As The Economist dryly notes:
“Naive faith in regulators’ powers creates ruinous false security. Financiers know more than regulators and their voices carry more weight in a boom. Banks can exploit the regulations’ inevitable blind spots.”
Moreover, talk of international action to close the loopholes that regulatory arbitrage exploits frequently ignores the profound constraints that neoliberal-inspired international regulations have already placed on the ability of national governments to act. Moves such as banning options trading in key commodities, which India introduced during the commodities boom of mid-2008, will not be available to many countries if current proposals under the latest round of the World Trade Organisation’s negotiations on a General Agreement on Trade in Services (GATS) go through.562 Given international organising, such agreements could be undone – but this is not even remotely on the official agenda for reform of the financial services industry. The obituaries to neoliberalism have not, it would seem, yet reached the World Trade Organisation.

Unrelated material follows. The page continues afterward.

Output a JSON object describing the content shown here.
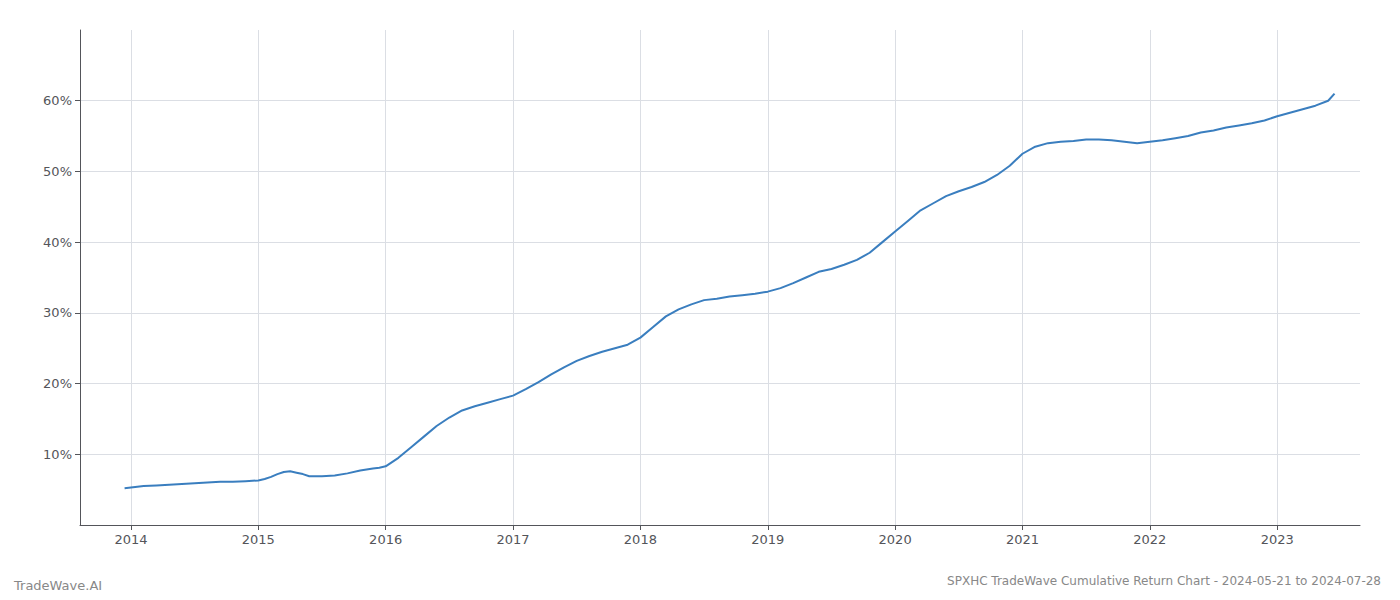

If neoliberalism is indeed to be laid to rest – and risk in the financial system not to trigger further meltdown – the challenge surely goes beyond formulating new rules for the financial sector, necessary as this undoubtedly is. Where risk is viewed at a distance and reduced to number crunching and complex mathematical models, the impacts of specific decisions on people and their lives and livelihoods are merely abstract. “Repopulating” risk assessment so that parties to a contract know through personal contact who will be affected by any given action and how brings a different view of risk – and builds a different moral economy to that which currently dominates finance, one based on a different calculus of what is acceptable and unacceptable. Greed and fear are not given as the drivers for market behaviour as they have been – unless markets are organised to allow them to become so: solidarity and prudence are equally possible moral underpinnings. Those who make deals do not have to behave as sociopaths once they cross the threshold of their workplace: rooting economic behaviour in different social institutions and relationships could produce very different outcomes. Bankers know this, which is one reason why new recruits must be “socialised” into abandoning behaviour towards others that would be required in the outside world. The elaborate rituals and initiation rites that accompany bank training programmes – and which have been well described by ex-bankers – testify to the “unnaturalness” of the “Greed-is-Good”, “Big Swinging Dick” culture of today’s investment banks.